Lokanta sordum. Yokmuş, ama olsun. Caanım devletimin içindeyim. TC.’deyim. Ne olmuş azıcık Türkçesi bozuksa? Kürtlerden ülkücü olamaz mı? Hele şu şartlar altındayken, eşyanın tabiatını tartışacak değilim. “Ülkücü Kürt kardeşlerim de pek felsefe tartışmayı sevmez zaten” deyip içimdeki sesleri susturdum.

“Taksi kaç lira yazar?” diye sordum.

150 civarında tutarmış. Ay, derin bir nefes aldım. Çok iyi. Hemen asil öz hakiki Türkçe’mle iyi bir araba olmasını rica ettim; eski bir araçla gitmeye razı olacaklardan değildim. Memleketimin güzide ilçesinde mecburen bir taksicinin uyandırılması ve yatağından kaldırılması gerekti.

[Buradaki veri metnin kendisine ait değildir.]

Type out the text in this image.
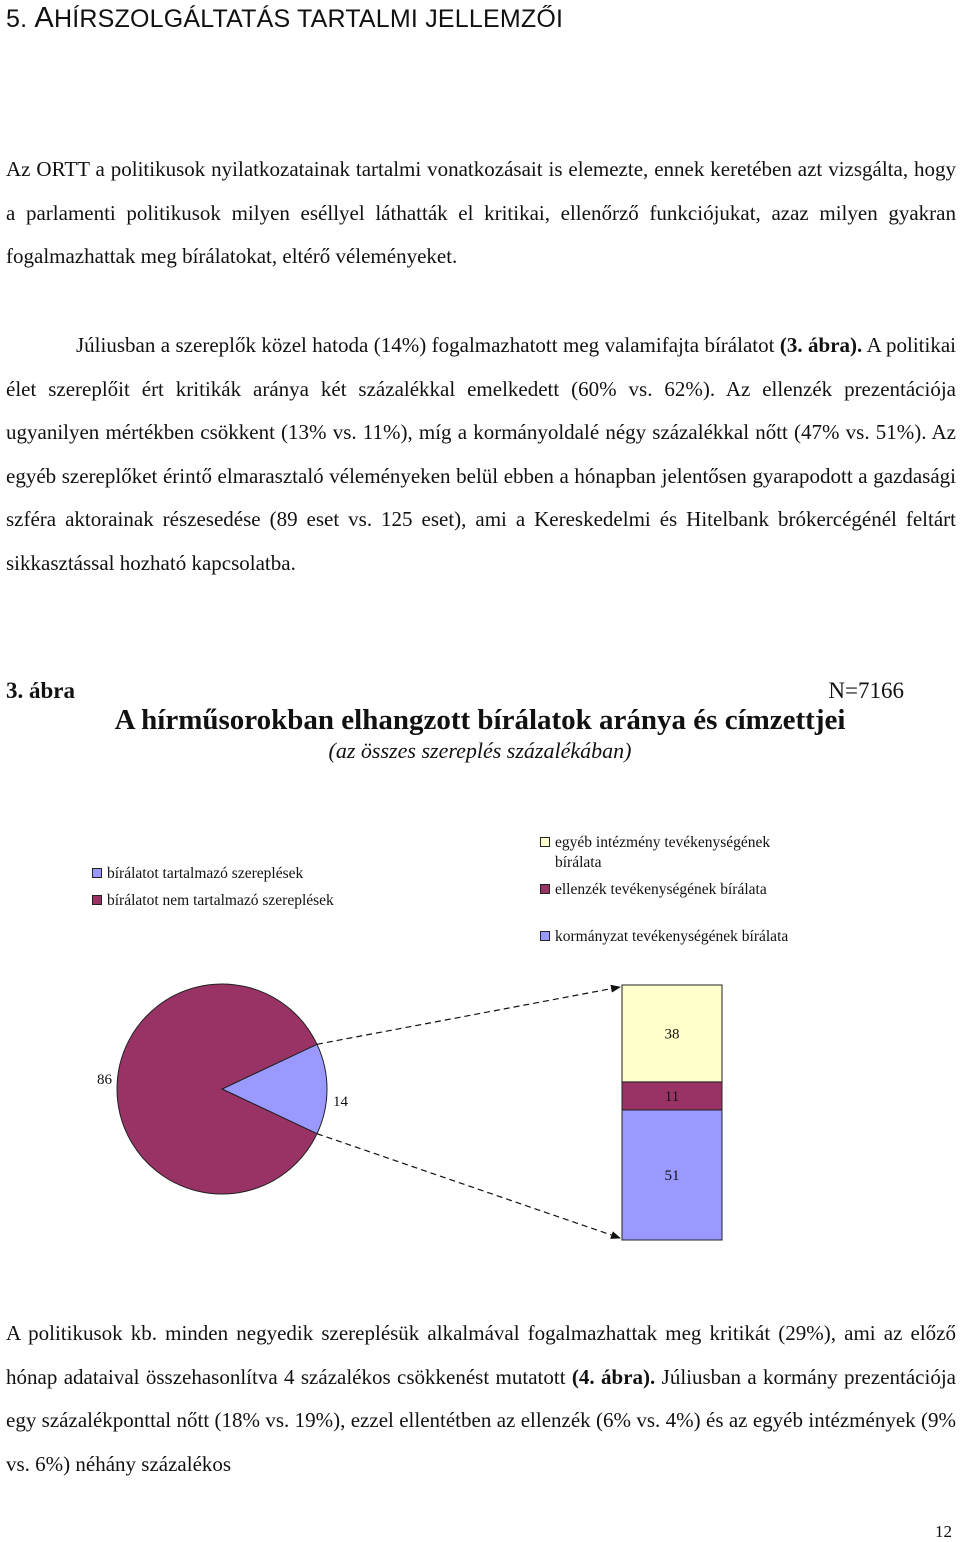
5. AHÍRSZOLGÁLTATÁS TARTALMI JELLEMZŐI

Az ORTT a politikusok nyilatkozatainak tartalmi vonatkozásait is elemezte, ennek keretében azt vizsgálta, hogy a parlamenti politikusok milyen eséllyel láthatták el kritikai, ellenőrző funkciójukat, azaz milyen gyakran fogalmazhattak meg bírálatokat, eltérő véleményeket.

Júliusban a szereplők közel hatoda (14%) fogalmazhatott meg valamifajta bírálatot (3. ábra). A politikai élet szereplőit ért kritikák aránya két százalékkal emelkedett (60% vs. 62%). Az ellenzék prezentációja ugyanilyen mértékben csökkent (13% vs. 11%), míg a kormányoldalé négy százalékkal nőtt (47% vs. 51%). Az egyéb szereplőket érintő elmarasztaló véleményeken belül ebben a hónapban jelentősen gyarapodott a gazdasági szféra aktorainak részesedése (89 eset vs. 125 eset), ami a Kereskedelmi és Hitelbank brókercégénél feltárt sikkasztással hozható kapcsolatba.

3. ábra	N=7166
A hírműsorokban elhangzott bírálatok aránya és címzettjei
(az összes szereplés százalékában)
bírálatot tartalmazó szereplések
bírálatot nem tartalmazó szereplések
egyéb intézmény tevékenységének bírálata
ellenzék tevékenységének bírálata
kormányzat tevékenységének bírálata
86
14
51
11
38

A politikusok kb. minden negyedik szereplésük alkalmával fogalmazhattak meg kritikát (29%), ami az előző hónap adataival összehasonlítva 4 százalékos csökkenést mutatott (4. ábra). Júliusban a kormány prezentációja egy százalékponttal nőtt (18% vs. 19%), ezzel ellentétben az ellenzék (6% vs. 4%) és az egyéb intézmények (9% vs. 6%) néhány százalékos

12
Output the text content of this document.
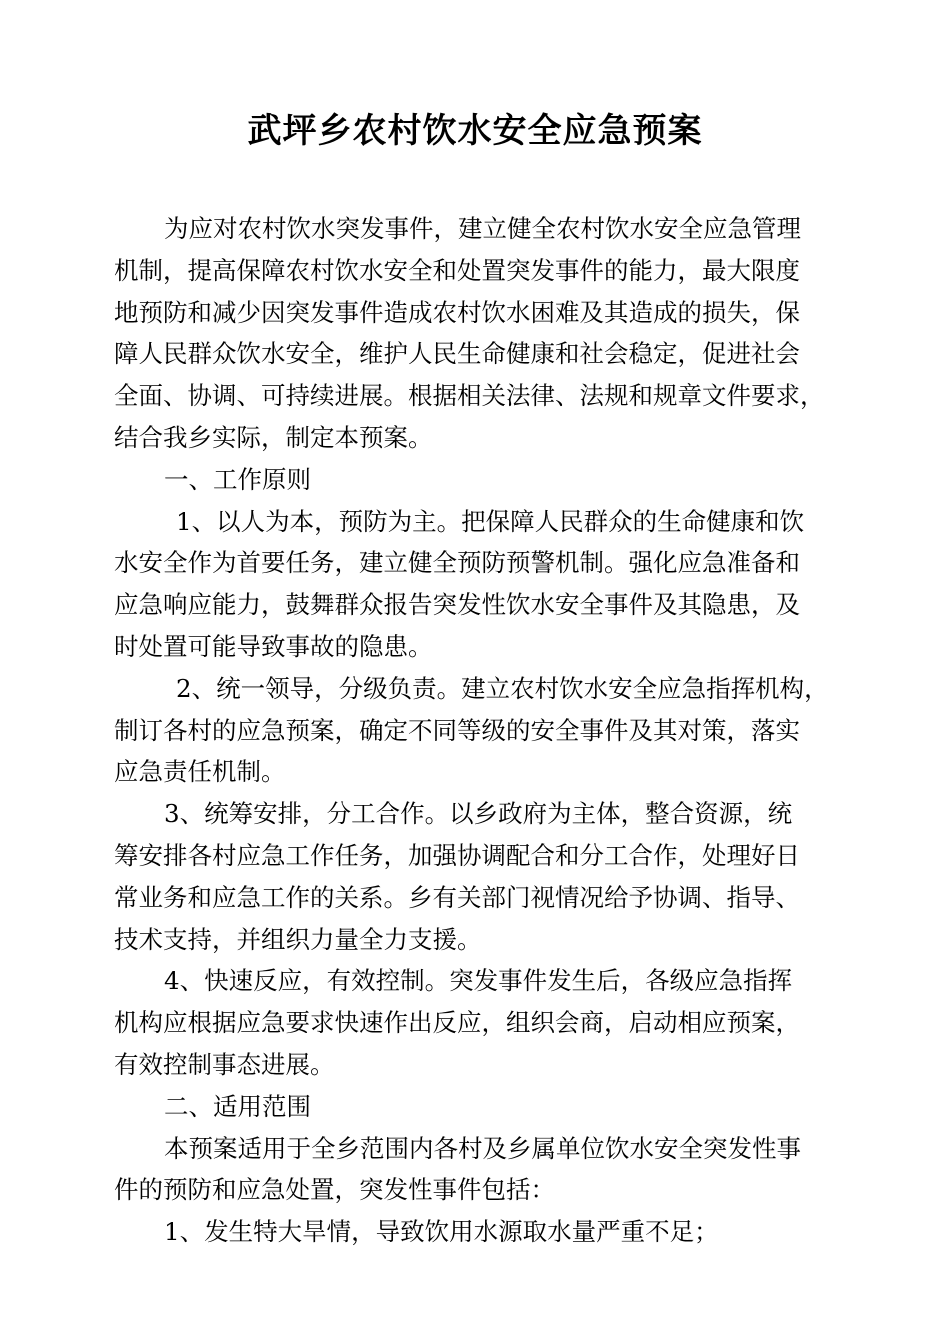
武坪乡农村饮水安全应急预案
为应对农村饮水突发事件，建立健全农村饮水安全应急管理
机制，提高保障农村饮水安全和处置突发事件的能力，最大限度
地预防和减少因突发事件造成农村饮水困难及其造成的损失，保
障人民群众饮水安全，维护人民生命健康和社会稳定，促进社会
全面、协调、可持续进展。根据相关法律、法规和规章文件要求，
结合我乡实际，制定本预案。
一、工作原则
1、以人为本，预防为主。把保障人民群众的生命健康和饮
水安全作为首要任务，建立健全预防预警机制。强化应急准备和
应急响应能力，鼓舞群众报告突发性饮水安全事件及其隐患，及
时处置可能导致事故的隐患。
2、统一领导，分级负责。建立农村饮水安全应急指挥机构，
制订各村的应急预案，确定不同等级的安全事件及其对策，落实
应急责任机制。
3、统筹安排，分工合作。以乡政府为主体，整合资源，统
筹安排各村应急工作任务，加强协调配合和分工合作，处理好日
常业务和应急工作的关系。乡有关部门视情况给予协调、指导、
技术支持，并组织力量全力支援。
4、快速反应，有效控制。突发事件发生后，各级应急指挥
机构应根据应急要求快速作出反应，组织会商，启动相应预案，
有效控制事态进展。
二、适用范围
本预案适用于全乡范围内各村及乡属单位饮水安全突发性事
件的预防和应急处置，突发性事件包括：
1、发生特大旱情，导致饮用水源取水量严重不足；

Neyse, benim gibi asil bir kadın için fazla bir zahmet sayılmaz.

Uyandırdılar taksiciyi. İçlerinden geçeni biliyorum. “Eşşek düştü gecenin olmaz bir vakti” demiyorlarsa, ben üç kere eşek olayım. Havamda hiç geri vites yok. Gecenin o vaktinde, o varoş ücralarında, kusursuz Türkçe’m ve kırılmış onurumla beklerken, “Bi’şey içer misiniz?” sorusuna muhatap kaldım. “İçmem” dememek için bir bardak kapiçino rica ettim. Olmadığını söylediklerinde, son derece büyük hayal kırıklığı yaşadım. Öyle büyüktü ki, gören, kapiçinosuz yaşayamam sanır.

Canım Çermik’in her yeri maşallah, Türk bayrakları ve Atatürk resimleriyle dolu. Türkçeleri bu imajı biraz bozuyordu ama ne yapcan? Alkolün kafası, hamamda kalmıştı. Kuyruğu dik tutmakta zorlanıyordum. Allah’tan ilçenin vatana yaptığı hizmetleri dinleme fırsatını yarı yarıya kaçırarak müsaade isteyip kalktık.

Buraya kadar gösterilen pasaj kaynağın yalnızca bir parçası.